Quelle: Jochen Lübke

Salzgitter. Die Erholung auf dem Stahlmarkt hat Deutschlands zweitgrößtem Stahlhersteller Salzgitter zum besten Quartalsergebnis seit 2008 verholfen.

Unter dem Strich verdiente Salzgitter in den ersten drei Monaten 48,7 Millionen Euro - nach einer Million Euro im Vorjahreszeitraum, wie das Unternehmen bekanntgab. Der Umsatz erhöhte sich um etwa ein Viertel auf 2,35 Milliarden Euro.

Neben besseren Stahlpreisen - nicht zuletzt wegen der Schutzzölle der EU - konnte das Unternehmen von einem Sparprogramm profitieren. Der europäischen Stahlbranche hatten lange billige Importe aus China und ein dadurch bedingter Preisverfall zu schaffen gemacht.

Salzgitter hatte bereits Anfang Mai vorläufige Zahlen vorgelegt und die Jahresprognose wegen der guten Entwicklung erhöht. Vor Steuern dürfte der Gewinn von 53 Millionen Euro im Vorjahr auf zwischen 125 und 175 Millionen Euro steigen. Beim Umsatz erwartet Salzgitter im Gesamtjahr einen Anstieg auf 9 Milliarden Euro, nachdem die Erlöse im abgelaufenen Jahr auf 7,9 Milliarden Euro abgerutscht waren.

Erst unlängst hatte der Stahlkocher im US-Anti-Dumping-Verfahren gegen deutsche und andere europäische Stahlunternehmen Vorwürfe zurückgewiesen. Weder die Entscheidung selbst noch die Höhe der drohenden Zölle auf Importe in die Vereinigten Staaten sei nachvollziehbar, sagte ein Sprecher Ende März.
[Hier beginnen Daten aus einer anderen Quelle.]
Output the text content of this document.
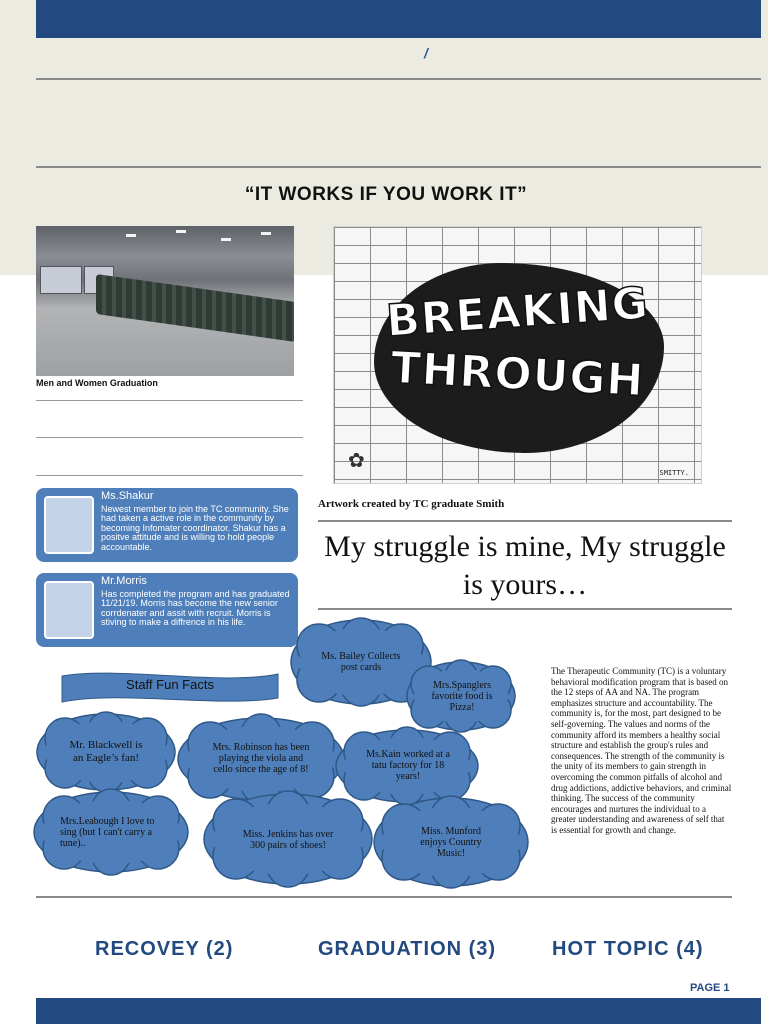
/
“IT WORKS IF YOU WORK IT”
Men and Women Graduation
BREAKING
THROUGH
✿
SMITTY.
Artwork created by TC graduate Smith
My struggle is mine, My struggle is yours…
Ms.Shakur
Newest member to join the TC community. She had taken a active role in the community by becoming Infomater coordinator. Shakur has a positve attitude and is willing to hold people accountable.
Mr.Morris
Has completed the program and has graduated 11/21/19. Morris has become the new senior corrdenater and assit with recruit. Morris is stiving to make a diffrence in his life.
Staff Fun Facts
Ms. Bailey Collects post cards
Mrs.Spanglers favorite food is Pizza!
Mr. Blackwell is an Eagle’s fan!
Mrs. Robinson has been playing the viola and cello since the age of 8!
Ms.Kain worked at a tatu factory for 18 years!
Mrs.Leabough I love to sing (but I can't carry a tune)..
Miss. Jenkins has over 300 pairs of shoes!
Miss. Munford enjoys Country Music!
The Therapeutic Community (TC) is a voluntary behavioral modification program that is based on the 12 steps of AA and NA. The program emphasizes structure and accountability. The community is, for the most, part designed to be self-governing. The values and norms of the community afford its members a healthy social structure and establish the group's rules and consequences. The strength of the community is the unity of its members to gain strength in overcoming the common pitfalls of alcohol and drug addictions, addictive behaviors, and criminal thinking. The success of the community encourages and nurtures the individual to a greater understanding and awareness of self that is essential for growth and change.
RECOVEY (2)	GRADUATION (3)	HOT TOPIC (4)
PAGE 1
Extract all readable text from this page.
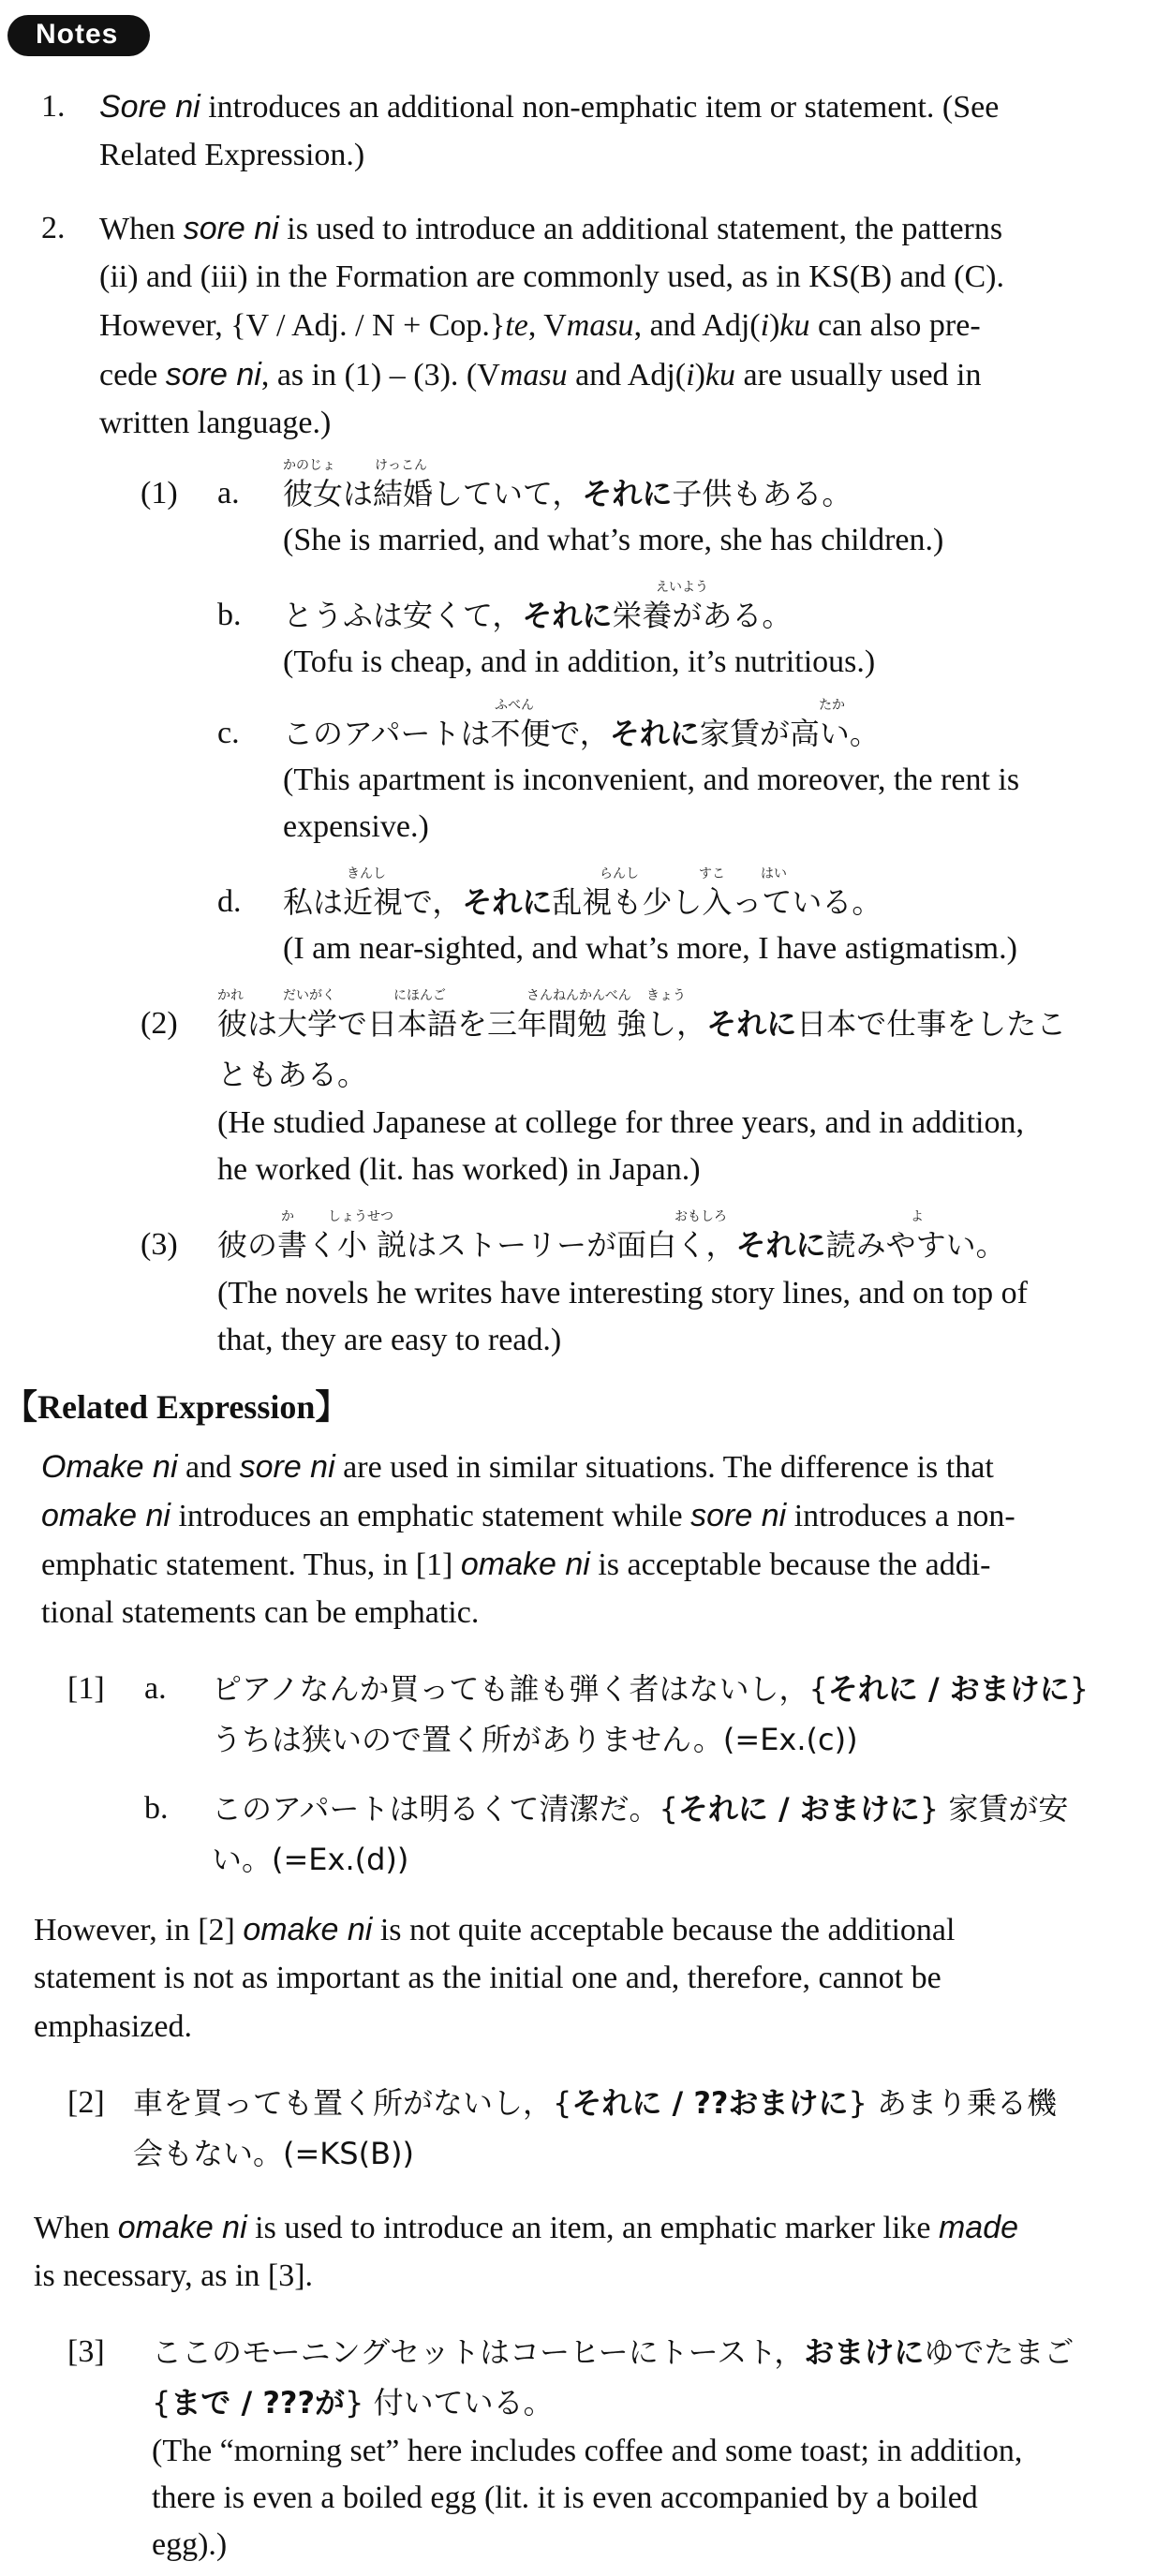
Notes
1. Sore ni introduces an additional non-emphatic item or statement. (See
Related Expression.)
2. When sore ni is used to introduce an additional statement, the patterns
(ii) and (iii) in the Formation are commonly used, as in KS(B) and (C).
However, {V / Adj. / N + Cop.}te, Vmasu, and Adj(i)ku can also pre-
cede sore ni, as in (1) – (3). (Vmasu and Adj(i)ku are usually used in
written language.)
(1) a.
かのじょ	けっこん
彼女は結婚していて，それに子供もある。
(She is married, and what’s more, she has children.)
b.
えいよう
とうふは安くて，それに栄養がある。
(Tofu is cheap, and in addition, it’s nutritious.)
c.
ふべん	たか
このアパートは不便で，それに家賃が高い。
(This apartment is inconvenient, and moreover, the rent is
expensive.)
d.
きんし	らんし	すこ	はい
私は近視で，それに乱視も少し入っている。
(I am near-sighted, and what’s more, I have astigmatism.)
(2)
かれ	だいがく	にほんご	さんねんかんべん きょう
彼は大学で日本語を三年間勉 強し，それに日本で仕事をしたこ
ともある。
(He studied Japanese at college for three years, and in addition,
he worked (lit. has worked) in Japan.)
(3)
か	しょうせつ	おもしろ	よ
彼の書く小 説はストーリーが面白く，それに読みやすい。
(The novels he writes have interesting story lines, and on top of
that, they are easy to read.)
【Related Expression】
Omake ni and sore ni are used in similar situations. The difference is that
omake ni introduces an emphatic statement while sore ni introduces a non-
emphatic statement. Thus, in [1] omake ni is acceptable because the addi-
tional statements can be emphatic.
[1] a. ピアノなんか買っても誰も弾く者はないし，{それに / おまけに}
うちは狭いので置く所がありません。(=Ex.(c))
b. このアパートは明るくて清潔だ。{それに / おまけに} 家賃が安
い。(=Ex.(d))
However, in [2] omake ni is not quite acceptable because the additional
statement is not as important as the initial one and, therefore, cannot be
emphasized.
[2] 車を買っても置く所がないし，{それに / ??おまけに} あまり乗る機
会もない。(=KS(B))
When omake ni is used to introduce an item, an emphatic marker like made
is necessary, as in [3].
[3] ここのモーニングセットはコーヒーにトースト，おまけにゆでたまご
{まで / ???が} 付いている。
(The “morning set” here includes coffee and some toast; in addition,
there is even a boiled egg (lit. it is even accompanied by a boiled
egg).)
Das US-Geschäft hat laut Salzgitter einen Anteil von sechs Prozent am eigenen Umsatz.

Die US-Regierung sieht dagegen Dumping-Vorwürfe gegen mehrere ausländische Stahlproduzenten bestätigt, darunter neben der Salzgitter AG auch die Dillinger Hütte. Die Regierung geht von Dumping aus, wenn Produkte unter ihrem „fairen Wert“ verkauft werden.